Anthropic releases Opus 4.7 drops but the real ‘Mythos’ is still behind the glass

If you’ve been using AI lately, you know the discourse. It’s been a frustrating few weeks for the power users and there’s a growing chorus on Reddit and X that the latest updates from Google and Anthropic have been “nerfed”—shaved down at the edges, made more cautious, and frankly, a bit dumber in the name of safety and “alignment.” I fully agree with this assessment as someone who uses them daily and can’t believe how dome Gemini in particular has gotten.

Both Anthropic and Google have spent the last two months getting hammered by power users who say their flagship models have been quietly degraded — what developers have started calling “AI shrinkflation.” An AMD senior director ran the forensics on 6,852 Claude Code sessions and found median reasoning depth collapsed roughly 73% between January and March. Independent benchmarks from Marginlab show Opus 4.6’s SWE-Bench-Pro pass rate sliding from 56% to 50%. Gemini 3 Pro users have been filing near-identical complaints in Google’s own developer forums since December — context windows that forget at 32k despite being marketed as 1M, documents that won’t process, reasoning is obviously thinner.
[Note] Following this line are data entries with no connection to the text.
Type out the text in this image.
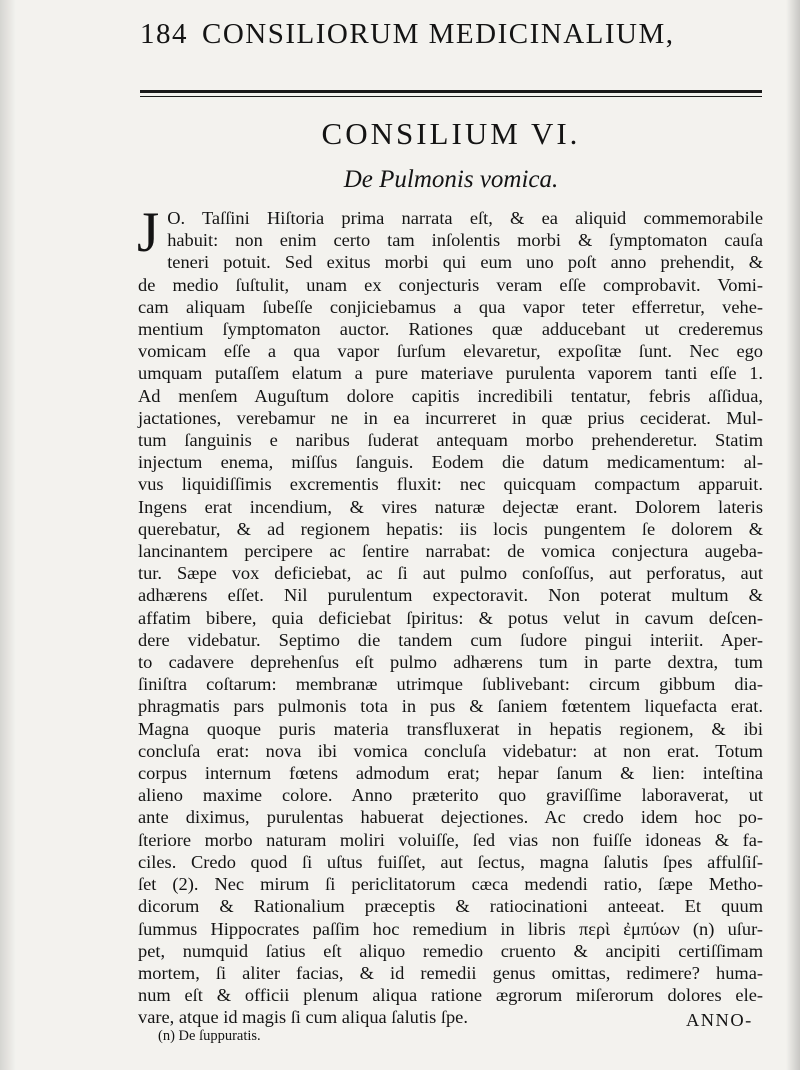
184 CONSILIORUM MEDICINALIUM,
CONSILIUM VI.
De Pulmonis vomica.
J O. Taſſini Hiſtoria prima narrata eſt, & ea aliquid commemorabile
habuit: non enim certo tam inſolentis morbi & ſymptomaton cauſa
teneri potuit. Sed exitus morbi qui eum uno poſt anno prehendit, &
de medio ſuſtulit, unam ex conjecturis veram eſſe comprobavit. Vomi-
cam aliquam ſubeſſe conjiciebamus a qua vapor teter efferretur, vehe-
mentium ſymptomaton auctor. Rationes quæ adducebant ut crederemus
vomicam eſſe a qua vapor ſurſum elevaretur, expoſitæ ſunt. Nec ego
umquam putaſſem elatum a pure materiave purulenta vaporem tanti eſſe 1.
Ad menſem Auguſtum dolore capitis incredibili tentatur, febris aſſidua,
jactationes, verebamur ne in ea incurreret in quæ prius ceciderat. Mul-
tum ſanguinis e naribus ſuderat antequam morbo prehenderetur. Statim
injectum enema, miſſus ſanguis. Eodem die datum medicamentum: al-
vus liquidiſſimis excrementis fluxit: nec quicquam compactum apparuit.
Ingens erat incendium, & vires naturæ dejectæ erant. Dolorem lateris
querebatur, & ad regionem hepatis: iis locis pungentem ſe dolorem &
lancinantem percipere ac ſentire narrabat: de vomica conjectura augeba-
tur. Sæpe vox deficiebat, ac ſi aut pulmo conſoſſus, aut perforatus, aut
adhærens eſſet. Nil purulentum expectoravit. Non poterat multum &
affatim bibere, quia deficiebat ſpiritus: & potus velut in cavum deſcen-
dere videbatur. Septimo die tandem cum ſudore pingui interiit. Aper-
to cadavere deprehenſus eſt pulmo adhærens tum in parte dextra, tum
ſiniſtra coſtarum: membranæ utrimque ſublivebant: circum gibbum dia-
phragmatis pars pulmonis tota in pus & ſaniem fœtentem liquefacta erat.
Magna quoque puris materia transfluxerat in hepatis regionem, & ibi
concluſa erat: nova ibi vomica concluſa videbatur: at non erat. Totum
corpus internum fœtens admodum erat; hepar ſanum & lien: inteſtina
alieno maxime colore. Anno præterito quo graviſſime laboraverat, ut
ante diximus, purulentas habuerat dejectiones. Ac credo idem hoc po-
ſteriore morbo naturam moliri voluiſſe, ſed vias non fuiſſe idoneas & fa-
ciles. Credo quod ſi uſtus fuiſſet, aut ſectus, magna ſalutis ſpes affulſiſ-
ſet (2). Nec mirum ſi periclitatorum cæca medendi ratio, ſæpe Metho-
dicorum & Rationalium præceptis & ratiocinationi anteeat. Et quum
ſummus Hippocrates paſſim hoc remedium in libris περὶ ἐμπύων (n) uſur-
pet, numquid ſatius eſt aliquo remedio cruento & ancipiti certiſſimam
mortem, ſi aliter facias, & id remedii genus omittas, redimere? huma-
num eſt & officii plenum aliqua ratione ægrorum miſerorum dolores ele-
vare, atque id magis ſi cum aliqua ſalutis ſpe.	ANNO-
(n) De ſuppuratis.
In any case, Anthropic just dropped Claude Opus 4.7, and while the headlines say “faster and better at coding,” the real story is what’s not in the box.

The Benchmarks

The technicals on Opus 4.7 look good on paper. Anthropic is touting a massive leap in vision capabilities and a specific focus on “economically valuable knowledge work.”

They’re pointing to the GDPval-AA benchmark—a metric that measures finance and legal domain expertise—where 4.7 is showing clear gains over its predecessor. In the coding world, the “ultrareview” command and “xhigh” reasoning levels suggest they’re trying to claw back the trust of developers who felt the previous versions were starting to hallucinate or get lazy.
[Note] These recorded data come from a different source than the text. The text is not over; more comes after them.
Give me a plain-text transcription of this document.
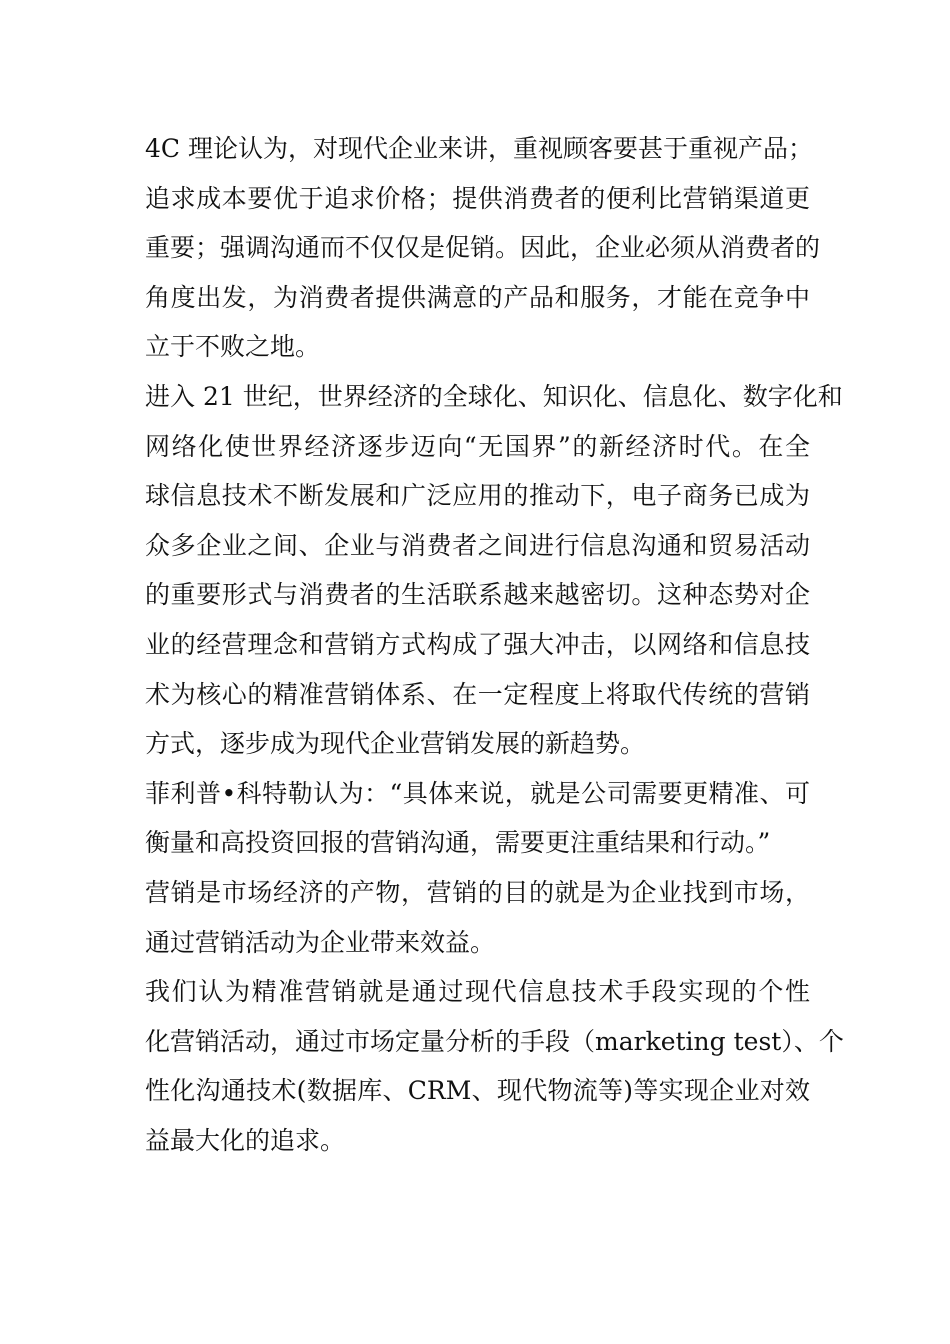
4C 理论认为，对现代企业来讲，重视顾客要甚于重视产品；
追求成本要优于追求价格；提供消费者的便利比营销渠道更
重要；强调沟通而不仅仅是促销。因此，企业必须从消费者的
角度出发，为消费者提供满意的产品和服务，才能在竞争中
立于不败之地。
进入 21 世纪，世界经济的全球化、知识化、信息化、数字化和
网络化使世界经济逐步迈向“无国界”的新经济时代。在全
球信息技术不断发展和广泛应用的推动下，电子商务已成为
众多企业之间、企业与消费者之间进行信息沟通和贸易活动
的重要形式与消费者的生活联系越来越密切。这种态势对企
业的经营理念和营销方式构成了强大冲击，以网络和信息技
术为核心的精准营销体系、在一定程度上将取代传统的营销
方式，逐步成为现代企业营销发展的新趋势。
菲利普•科特勒认为：“具体来说，就是公司需要更精准、可
衡量和高投资回报的营销沟通，需要更注重结果和行动。”
营销是市场经济的产物，营销的目的就是为企业找到市场，
通过营销活动为企业带来效益。
我们认为精准营销就是通过现代信息技术手段实现的个性
化营销活动，通过市场定量分析的手段（marketing test）、个
性化沟通技术(数据库、CRM、现代物流等)等实现企业对效
益最大化的追求。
The model everyone actually wants—Claude Mythos—is still in “Preview” and under lock and key. But note that they’re teasing it in the table above, which was released in the PR for 4.7. Anthropic has said that Mythos is too powerful (or too dangerous for cybersecurity) to let the general public touch it yet.
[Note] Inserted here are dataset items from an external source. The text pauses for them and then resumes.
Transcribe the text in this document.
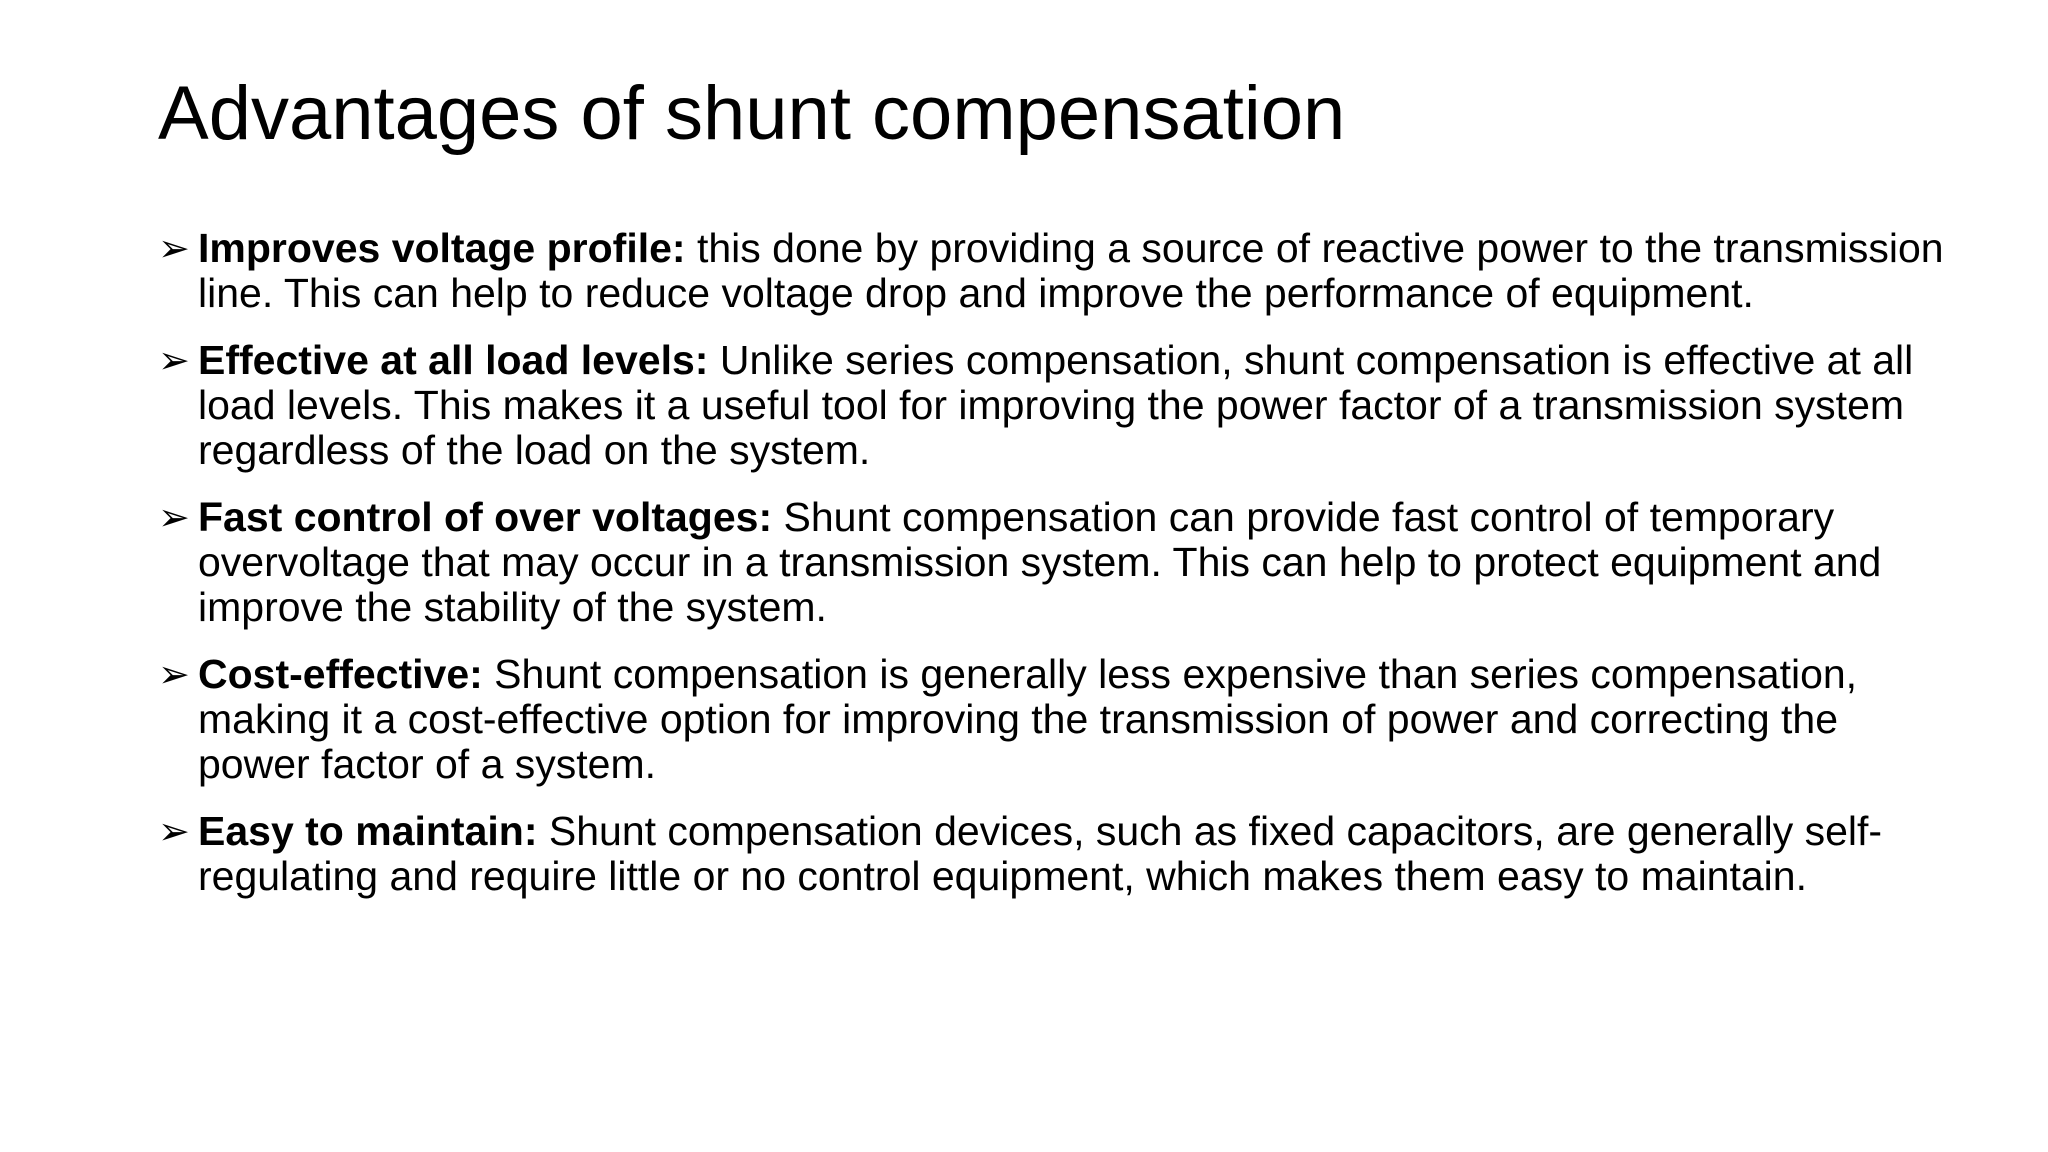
Advantages of shunt compensation
➢ Improves voltage profile: this done by providing a source of reactive power to the transmission line. This can help to reduce voltage drop and improve the performance of equipment.
➢ Effective at all load levels: Unlike series compensation, shunt compensation is effective at all load levels. This makes it a useful tool for improving the power factor of a transmission system regardless of the load on the system.
➢ Fast control of over voltages: Shunt compensation can provide fast control of temporary overvoltage that may occur in a transmission system. This can help to protect equipment and improve the stability of the system.
➢ Cost-effective: Shunt compensation is generally less expensive than series compensation, making it a cost-effective option for improving the transmission of power and correcting the power factor of a system.
➢ Easy to maintain: Shunt compensation devices, such as fixed capacitors, are generally self-regulating and require little or no control equipment, which makes them easy to maintain.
They’ve launched “Project Glasswing” to gatekeep the top-tier intelligence, citing safety concerns. For the market, this is a double-edged sword. On one hand, it builds the “God-model” hype. On the other, it confirms the suspicion that the models we can pay for are effectively the “lite” versions, throttled by safeguards that act as a drag on performance, or that there is some kind of degradation or throttling due to over use.

From an investment perspective, this is where it gets interesting. We’re seeing a shift in the AI trade. The initial “wow” factor of LLMs is hitting the reality of corporate safety and compute costs.

When users complain about a model being “nerfed,” what they’re usually seeing is a company trying to save on inference costs or avoid a PR nightmare. If the “usefulness” of these tools is being capped by safety protocols, the ROI for businesses starts to look a lot different.

It seems to me that Opus 4.7 is a “bridge” model. It’s designed to keep users happy while Anthropic figures out how to release Mythos without breaking the world (or their servers). The whole discourse around nerfing actually bodes well for inference plays like Micron (MU) and Samsung. It’s also good for Broadcom (AVGO) and Marvell (MRVL), who are designing more efficient chips for Google.

Keep an eye on the design stocks today—Adobe and Wix are already feeling the heat from the web-design rumors surrounding this release. But until “Mythos” is actually out in the wild, the AI sector is trading on potential, not full-throttle delivery. We’re still waiting for the “unfiltered” moment that justifies the next leg of this massive capex spend.

What I’ve noticed is that new models work great for awhile and then are nerfed over time, so enjoy the new release while you can.